Ray Breslin (Sylvester Stallone) works for the federal bureau of prisons along with his partner Lester Clark (Vincent D'Onofrio) and team consisting of Abigail (Amy Ryan) and Hush (Curtis '50 Cent' Jackson). Ray will purposely get himself behind bars just to prove that he can figure out a way to break out. With 14 prisons currently under his belt, it's safe to say he knows what he doing. Ray decides to work for the CIA after they offer him double his usual wages, but he gets a little more than he bargained for. Ray wakes up in one of the world's most off-the-grid, secretive, and secure prisons, but realizes that he's going to have to rely on the help of a fellow inmate if he ever wants to see the outside world again. He finds that confidant in Emil Rottmayer (Arnold Schwarzenegger). The plans Ray and Rottmayer continue to make regarding their escape are constantly foiled by the Warden Willard Hobbs (Jim Caviezel) and Drake (Vinnie Jones) the head of security. Is this the one prison that will imprison Ray Breslin for good or can Ray feel out the flaws of any man-made prison and be a free man once again?

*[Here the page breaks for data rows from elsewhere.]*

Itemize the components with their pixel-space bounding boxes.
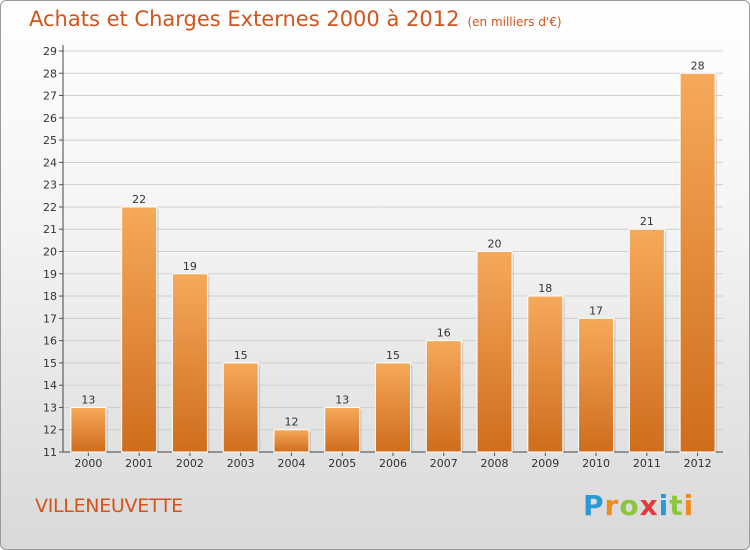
x-tick-label: 2005 — [328, 457, 356, 470]
bar-value-label: 16 — [437, 327, 451, 340]
bar-2006[interactable] — [375, 362, 411, 453]
x-tick-label: 2010 — [582, 457, 610, 470]
y-tick-label: 29 — [43, 45, 57, 58]
y-tick-label: 16 — [43, 335, 57, 348]
x-tick-label: 2000 — [74, 457, 102, 470]
bar-value-label: 18 — [538, 282, 552, 295]
y-tick-label: 22 — [43, 201, 57, 214]
logo-letter: i — [683, 489, 695, 522]
bar-value-label: 15 — [386, 349, 400, 362]
x-tick-label: 2004 — [277, 457, 305, 470]
proxiti-logo[interactable]: Proxiti — [583, 489, 694, 522]
bar-2010[interactable] — [578, 317, 615, 453]
logo-letter: t — [669, 489, 684, 522]
bar-2009[interactable] — [527, 295, 564, 453]
y-tick-label: 24 — [43, 156, 57, 169]
x-tick-label: 2003 — [227, 457, 255, 470]
y-tick-label: 15 — [43, 357, 57, 370]
bar-2007[interactable] — [425, 340, 462, 453]
y-tick-label: 13 — [43, 401, 57, 414]
chart-unit: (en milliers d'€) — [467, 15, 562, 29]
bar-value-label: 20 — [488, 238, 502, 251]
logo-letter: o — [619, 489, 640, 522]
logo-letter: i — [658, 489, 670, 522]
x-tick-label: 2008 — [481, 457, 509, 470]
logo-letter: r — [604, 489, 620, 522]
bar-value-label: 13 — [81, 393, 95, 406]
bar-2004[interactable] — [273, 429, 310, 453]
x-tick-label: 2006 — [379, 457, 407, 470]
y-tick-label: 28 — [43, 67, 57, 80]
x-tick-label: 2009 — [531, 457, 559, 470]
logo-letter: P — [583, 489, 605, 522]
bar-2011[interactable] — [628, 228, 665, 453]
bar-2005[interactable] — [324, 406, 361, 453]
y-tick-label: 14 — [43, 379, 57, 392]
x-tick-label: 2011 — [633, 457, 661, 470]
y-tick-label: 21 — [43, 223, 57, 236]
bars — [70, 72, 718, 453]
x-tick-label: 2001 — [125, 457, 153, 470]
y-tick-label: 26 — [43, 112, 57, 125]
chart-title: Achats et Charges Externes 2000 à 2012 (e… — [29, 7, 562, 31]
bar-2003[interactable] — [222, 362, 259, 453]
bar-value-label: 12 — [284, 416, 298, 429]
bar-2001[interactable] — [121, 206, 158, 453]
labels: 11 12 13 14 15 16 17 18 19 20 21 22 23 24 25 26 27 28 29 20… — [43, 45, 712, 470]
bar-2012[interactable] — [679, 72, 716, 453]
place-name: VILLENEUVETTE — [35, 495, 183, 517]
bar-2008[interactable] — [476, 251, 513, 453]
y-tick-label: 18 — [43, 290, 57, 303]
x-tick-label: 2012 — [684, 457, 712, 470]
bar-value-label: 15 — [234, 349, 248, 362]
x-tick-label: 2007 — [430, 457, 458, 470]
bar-value-label: 19 — [183, 260, 197, 273]
y-tick-label: 19 — [43, 268, 57, 281]
y-tick-label: 11 — [43, 446, 57, 459]
bar-value-label: 13 — [335, 393, 349, 406]
chart-title-text: Achats et Charges Externes 2000 à 2012 — [29, 7, 460, 31]
bar-2000[interactable] — [70, 406, 107, 453]
y-tick-label: 17 — [43, 312, 57, 325]
x-tick-label: 2002 — [176, 457, 204, 470]
y-tick-label: 25 — [43, 134, 57, 147]
bar-value-label: 17 — [589, 304, 603, 317]
y-tick-label: 12 — [43, 424, 57, 437]
bar-value-label: 22 — [132, 193, 146, 206]
bar-value-label: 28 — [691, 59, 705, 72]
logo-letter: x — [639, 489, 659, 522]
bar-value-label: 21 — [640, 215, 654, 228]
y-tick-label: 27 — [43, 90, 57, 103]
y-tick-label: 20 — [43, 246, 57, 259]
y-tick-label: 23 — [43, 179, 57, 192]
bar-2002[interactable] — [171, 273, 208, 453]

"Escape Plan" shatters expectations early on and is actually fairly intelligent at times. Ray Breslin will breakdown the layout and floor plan of each prison you see him in on screen. It's done in a way that is reminiscent of the way Sherlock Holmes analyzes his surroundings in Guy Ritchie's "Sherlock Holmes." The floor plans have this cartoonish feel to them though that aren't unlike the ACME blueprints Wile E. Coyote tries to use on the Roadrunner on "Looney Tunes" or the ones Tom creates to try to build a better mouse trap to finally capture Jerry in "Tom and Jerry." Ray's assessments are actually really well thought out and are surprisingly sharp.
Aside from that though, "Escape Plan" is exactly what you'd expect from a film from Stallone and Schwarzenegger. Curtis Jackson attempts to portray a tech expert and tries to be a brainiac before finally giving in and doing nothing but curse. Vincent D'Onofrio is essentially the same character Jean Reno was in "Alex Cross" except he uses more hand sanitizer. You hold out a little hope for some of the talent involved. You may notice Sam Neill is a part of the cast, but the doctor he portrays doesn't do much of anything besides question his place and send off an email. Vinnie Jones is the tough muscle head you've come accustomed to him playing while Jim Caviezel is cold and ruthless yet forgettable.
The most entertaining part of "Escape Plan" is hearing Arnold do so much dialogue in Austrian. The particular scene is the best acting Arnold has done in years and he's by himself the majority of the scene and crammed in a steel box. The majority of the film is devoted to Ray planning an escape, having obstacles thrown in his way by Hobbs, attempts at negotiations, and Ray overcoming impossible odds all over again.
Your enjoyment of "Escape Plan" will likely rely on whether you enjoyed "The Expendables" films or not. These are two of the biggest action stars of the 80s and 90s and neither actor knows how to let that go. While it isn't quite fair to label "Escape Plan" as a spin-off of "The Expendables," that 90s cheese and outdated writing is still there.
"Escape Plan" is an action thriller that has hints of intelligence, but its elongated duration hurts it more than anything else as the film is about 30 minutes too long. Sylvester Stallone and Arnold Schwarzenegger are so busy trying to recapture their glory days that they don't realize how dated everything in "Escape Plan" really is. With dumb action at its core that feels a quarter of a century past its prime, "Escape Plan" fails to be a breakthrough hit even though Arnold is able to get to the chopper.
"Escape Plan" is now playing across the country starting today, October 18.